La pausa obligatoria que hallamos en su itinerario escénico, entre 1971 y 1975 ―quinquenio gris mediante―, no lo alejó del arte, lo hizo insistir en sus destrezas para la pintura, participando de exposiciones y muestras conjuntas de artes plásticas; hasta que lo vemos figurar de nuevo en la nómina de un cambiado Teatro Nacional de Guiñol, donde aparece como diseñador de vestuario en el montaje La andariega, de Roberto Fernández, inspirada en textos del Maese Javier Villafañe. La colaboración, en esa institución, con directores artísticos como Karla Barro, Fernández o Modesto Centeno, le confirman a Morales que está listo para dar rienda suelta a la poética teatral que viene, desde años atrás, conformando dentro de sí. Y la verdad es que no le fue nada mal en este renacer como artista, pues su concepción dramática del cuento La lechuza ambiciosa, de Onelio Jorge Cardoso, fue un merecido éxito, y la certeza de que él también podía lanzar su grito de creación en el luminoso camino que le legaron sus perennes maestros.
Uno de los trabajos más llamativos de Armando, en los finales de la década de los 70, es su diseño para Gulliver, que dirigió Roberto Fernández, pues en colaboración con los niños del taller de la pintora Antonia Eiriz, realizó la escenografía, el vestuario y los llamativos muñecos de ese montaje. Una vez más el arte pictórico aparece en su sendero teatral y titiritero.
En los comienzos de los 80, con espléndidos y maduros 40 años, trabajará con José Milián en los diseños de su Carnaval de Orfeo, con el joven director Eddy Socorro y obras de Dora Alonso, Hanna Jaruzelwska y Antoine de Saint-Exúpery. Vuelve a trabajar con Xiomara Palacio, su colega de los 60, en una renovada producción de La cucarachita Martina, de Estorino. Se va formando una imagen reconocible por el uso de texturas, planos y transparencias en sus diseños para los recién llegados directores Raúl Guerra y Ricardo Garal, de cuyos trabajos se impone recordar Mascarada para un cuento, del primero, y El perrito travieso, del segundo. No deja de trabajar como actor en casi todas las puestas del segundo tiempo del Teatro Nacional de Guiñol, y llegan también los premios y reconocimientos de la Asociación Internacional de Teatro para Niños y Jóvenes (ASSITEJ Cuba) y el Concurso de Teatro para Niños de la Unión de Escritores y Artistas de Cuba (UNEAC).

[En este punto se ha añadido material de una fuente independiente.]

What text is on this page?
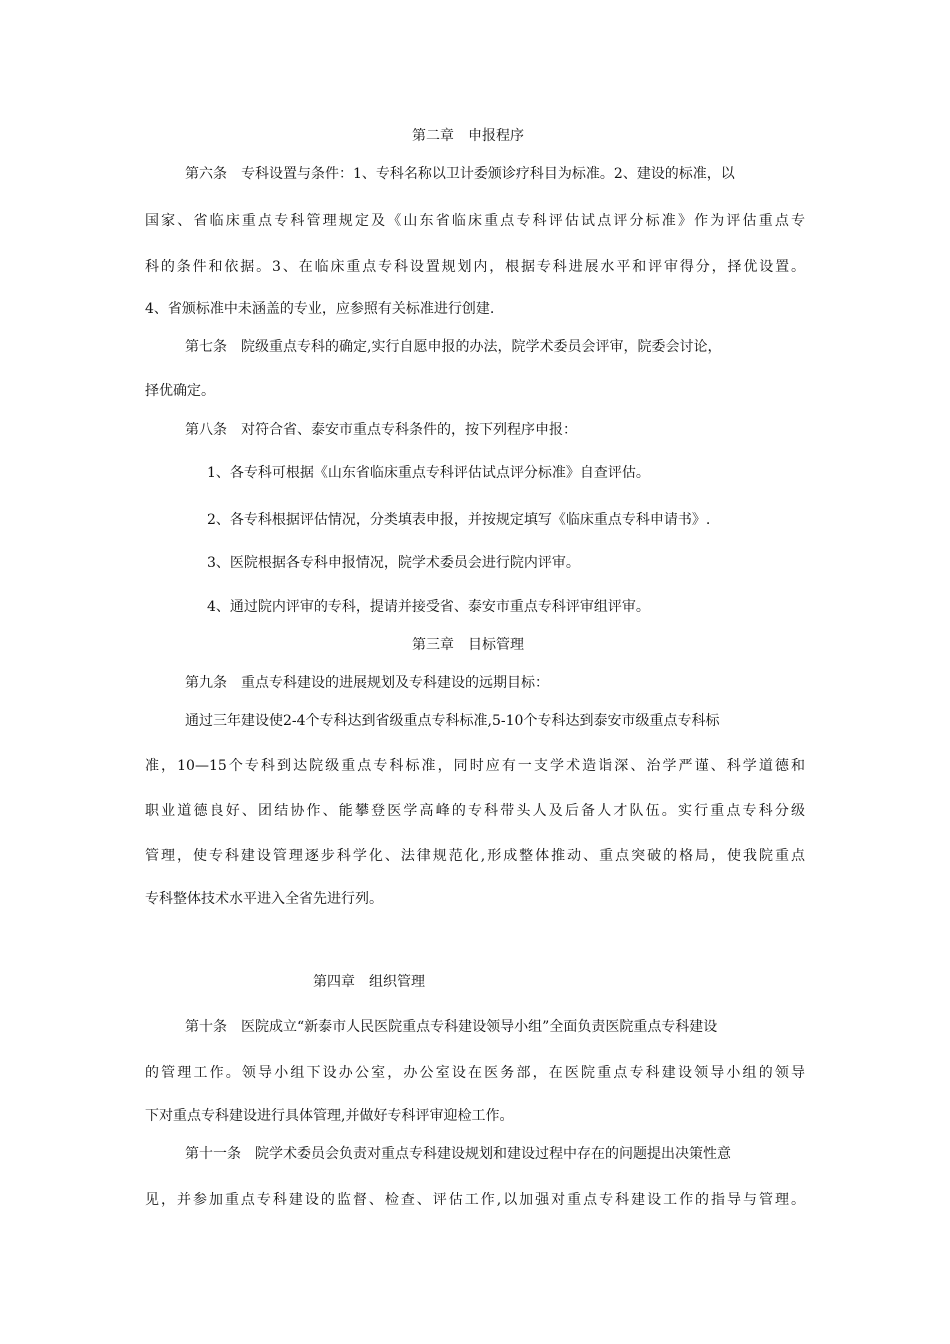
第二章　申报程序
第六条　专科设置与条件：1、专科名称以卫计委颁诊疗科目为标准。2、建设的标准，以
国家、省临床重点专科管理规定及《山东省临床重点专科评估试点评分标准》作为评估重点专
科的条件和依据。3、在临床重点专科设置规划内，根据专科进展水平和评审得分，择优设置。
4、省颁标准中未涵盖的专业，应参照有关标准进行创建.
第七条　院级重点专科的确定,实行自愿申报的办法，院学术委员会评审，院委会讨论，
择优确定。
第八条　对符合省、泰安市重点专科条件的，按下列程序申报：
1、各专科可根据《山东省临床重点专科评估试点评分标准》自查评估。
2、各专科根据评估情况，分类填表申报，并按规定填写《临床重点专科申请书》.
3、医院根据各专科申报情况，院学术委员会进行院内评审。
4、通过院内评审的专科，提请并接受省、泰安市重点专科评审组评审。
第三章　目标管理
第九条　重点专科建设的进展规划及专科建设的远期目标：
通过三年建设使2-4个专科达到省级重点专科标准,5-10个专科达到泰安市级重点专科标
准，10—15个专科到达院级重点专科标准，同时应有一支学术造诣深、治学严谨、科学道德和
职业道德良好、团结协作、能攀登医学高峰的专科带头人及后备人才队伍。实行重点专科分级
管理，使专科建设管理逐步科学化、法律规范化,形成整体推动、重点突破的格局，使我院重点
专科整体技术水平进入全省先进行列。
第四章　组织管理
第十条　医院成立“新泰市人民医院重点专科建设领导小组”全面负责医院重点专科建设
的管理工作。领导小组下设办公室，办公室设在医务部，在医院重点专科建设领导小组的领导
下对重点专科建设进行具体管理,并做好专科评审迎检工作。
第十一条　院学术委员会负责对重点专科建设规划和建设过程中存在的问题提出决策性意
见，并参加重点专科建设的监督、检查、评估工作,以加强对重点专科建设工作的指导与管理。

Armando no pierde un minuto de su tiempo y trabaja no solo en la compañía nacional, sino con el Grupo Ismaelillo, El galpón, el Conjunto Dramático de Oriente, el Guiñol de Guantánamo, el Teatro Escambray, el grupo Anaquillé y La toronjita dorada, de la Isla de la Juventud, entre otros colectivos, siguiendo el sino trashumante de los titiriteros natos, la brújula de sus maestros predecesores, que hicieron lo mismo de una punta a otra de la Isla. Rememoro todo esto para que se entiendan los constantes cambios y evoluciones de la poética teatral de Morales, marcada con dos momentos cruciales: el espectáculo Pinocho, de 1985, con dramaturgia firmada por el propio creador, al igual que los diseños y la dirección artística. El otro será el estreno de Chímpete Champata, de Villafañe en formato juglaresco y solitario, donde la maestría de su talento y el carisma especial para convocar a niños y adultos con su poderío vocal e intelectual, ponen un punto y aparte en su carrera profesional, como si le hubieran salido unas alas de materia textil, que cual velas de un barco veloz, lo llevaron lo mismo a Perú que a Italia, España, Suiza, Ghana, Argentina, Colombia, Ecuador, México y Venezuela.
Lo que ocurre con el arribo de la década de los 90, y su vínculo no solo al Guiñol Nacional y los grupos antes mencionados, sino al Teatro de La Villa, en Guanabacoa; El Trujamán, Teatro Andante, de Granma, o La mueca, en México, es la apoteosis de un maestro titiritero que prueba y constata nuevos métodos y estilos de trabajo. Lo mismo se inspira en el bunraku japonés, que en tallas africanas, tradiciones populares latinoamericanas o esperpentos carnavalescos; en una mezcla de influencias y referencias de alguien que viene de regreso de todo.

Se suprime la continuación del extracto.